Periodic Reporting for period 1 - VERLAN (Verification and Language Theory)
Reporting period: 2021-09-01 to 2023-08-31
The main conclusions of the action are threefold.
(1) Where refactoring is concerned, it was discovered that program behavior without "goto" statements is closely connected to a recently solved problem in process algebra.
(2) For equivalence checking, it was shown that several fragments of programming languages admit tractable equivalence checking.
(3) For learning, it was found out that restricted behavior may come with a more complex representation, which encumbers learning algorithms.
Refactoring: The action looked into the feasibility of certain refactoring operations. In limited settings, such as one where the packet scheduling behavior of a network device must be organized to work on particular hardware, it was shown that refactoring is possible and in fact feasible (this result was published at OOPSLA 2024). Progress was also made towards a characterization of program behavior that *requires* the use of non-local control flow (e.g. "goto" statements), and can thus not be refactored to avoid these (part of the results were published at ESOP 2022; other work is currently under submission at a conference).
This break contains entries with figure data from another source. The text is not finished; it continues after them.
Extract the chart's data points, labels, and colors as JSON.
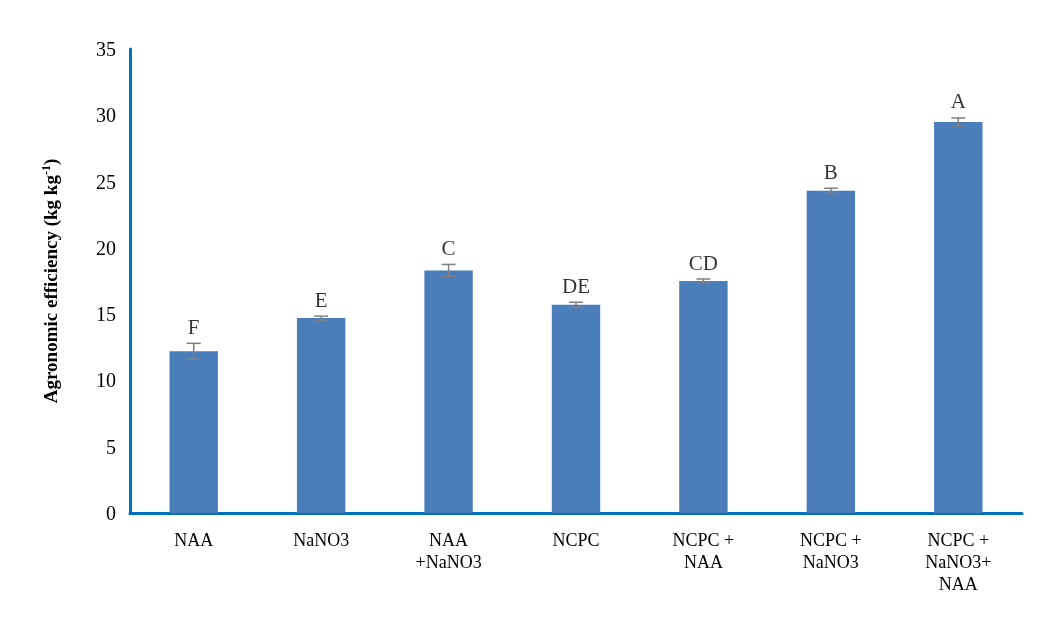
{
  "chart_data": {
    "type": "bar",
    "ylabel": "Agronomic efficiency (kg kg$^{-1}$)",
    "categories": [
      "NAA",
      "NaNO3",
      "NAA\n+NaNO3",
      "NCPC",
      "NCPC +\nNAA",
      "NCPC +\nNaNO3",
      "NCPC +\nNaNO3+\nNAA"
    ],
    "values": [
      12.2,
      14.7,
      18.3,
      15.7,
      17.5,
      24.3,
      29.5
    ],
    "errors": [
      0.6,
      0.15,
      0.45,
      0.2,
      0.15,
      0.2,
      0.3
    ],
    "color": "#4a7ebb",
    "ylim": [
      0,
      35
    ],
    "yticks": [
      0,
      5,
      10,
      15,
      20,
      25,
      30,
      35
    ],
    "grid": false,
    "annotations": [
      "F",
      "E",
      "C",
      "DE",
      "CD",
      "B",
      "A"
    ]
  }
}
Equivalence checking: The possibility of verifying the correctness of a refactoring operation after-the-fact was researched, and this was also found to be feasible in limited cases (this result is currently under submission at a conference). Moreover, several fragments of programming languages were identified, including the parsing sub-language of P4, a programming language for network switches, and a limited subset of traditional ("while-based") programming languages that include probabilistic behavior. For these fragments, tractable equivalence checking algorithms were developed that relied on the simplification that arose from looking only at the fragment (these results were published at PLDI 2021 and ICALP 2023 respectively).
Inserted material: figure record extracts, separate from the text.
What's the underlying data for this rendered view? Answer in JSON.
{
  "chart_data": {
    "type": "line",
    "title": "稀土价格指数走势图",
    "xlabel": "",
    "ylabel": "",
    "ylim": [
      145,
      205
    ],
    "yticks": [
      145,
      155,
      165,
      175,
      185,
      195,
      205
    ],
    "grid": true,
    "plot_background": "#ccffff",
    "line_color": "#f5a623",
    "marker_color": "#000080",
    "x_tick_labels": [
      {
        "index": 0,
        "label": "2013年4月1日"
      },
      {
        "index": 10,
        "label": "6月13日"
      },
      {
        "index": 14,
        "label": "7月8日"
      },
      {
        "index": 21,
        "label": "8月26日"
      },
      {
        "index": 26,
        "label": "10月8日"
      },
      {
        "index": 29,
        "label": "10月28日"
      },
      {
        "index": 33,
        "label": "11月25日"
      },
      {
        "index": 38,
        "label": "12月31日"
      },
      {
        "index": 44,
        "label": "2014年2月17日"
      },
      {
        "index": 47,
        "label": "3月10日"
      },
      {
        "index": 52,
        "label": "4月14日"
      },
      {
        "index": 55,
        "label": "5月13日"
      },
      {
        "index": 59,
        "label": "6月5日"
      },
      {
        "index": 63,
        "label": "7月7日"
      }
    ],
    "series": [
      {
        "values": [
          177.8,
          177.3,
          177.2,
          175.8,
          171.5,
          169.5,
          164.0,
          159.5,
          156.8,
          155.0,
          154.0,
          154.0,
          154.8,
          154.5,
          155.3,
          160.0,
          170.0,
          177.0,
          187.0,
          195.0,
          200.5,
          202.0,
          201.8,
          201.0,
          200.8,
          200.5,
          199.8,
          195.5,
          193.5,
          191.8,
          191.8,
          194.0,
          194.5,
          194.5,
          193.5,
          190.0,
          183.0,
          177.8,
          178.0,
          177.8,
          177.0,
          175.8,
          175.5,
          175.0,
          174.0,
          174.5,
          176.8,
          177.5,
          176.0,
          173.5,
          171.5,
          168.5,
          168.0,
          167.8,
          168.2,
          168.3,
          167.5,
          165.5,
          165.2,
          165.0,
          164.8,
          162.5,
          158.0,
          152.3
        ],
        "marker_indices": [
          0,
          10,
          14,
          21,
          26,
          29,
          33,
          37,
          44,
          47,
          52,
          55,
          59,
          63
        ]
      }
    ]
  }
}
Learning: Because restricted fragments of programming languages may have a more complex representation, no new learning algorithms were found. However, an existing learning algorithm due to Angluin was generalized to learn program behavior where certain equations hold, thus constituting a limited fragment (this result was published at CMCS 2022).
For refactoring, the project demonstrated that certain methods of programmable packet scheduling can be implemented, and then refactored to run on fixed hardware. This strikes a balance between flexibility (in terms of scheduling algorithms that can be programmed) and efficiency (by the use of special-purpose hardware). If programmable packet scheduling takes off, this development may find its way into industrial network hardware.
Within the same theme, our progress towards a characterization of program behavior that requires non-local control flow is general, and can indeed be used to argue similar properties of programming languages that contain non-traditional or unusual primitives for control flow. This is the first time such a result goes beyond existing and well-known control flow constructs such as "if" and "while". Developments here are mainly theoretical at the time of reporting, but may pay practical dividends later on.
For equivalence checking, advances were made to verify the correctness of refactoring post hoc. This is the first time an algorithm was developed for this problem at the level of control flow verification. The algorithm may be applied as a way to validate complex program transformations that can be hard to verify in general, as well as in decompilation. Other algorithms developed during the project, such as the equivalence checking algorithm for while-based programs with probabilistic behavior, could have similar applications within probabilistic programming.
The learning algorithm developed goes beyond an earlier variation of Angluin's algorithm to learn program behavior represented in the form of trees, and in fact our work provides a common perspective on both Angluin's classical algorithm and this variation. The framework that covers this algorithm can be instantiated to learn different types of program behavior.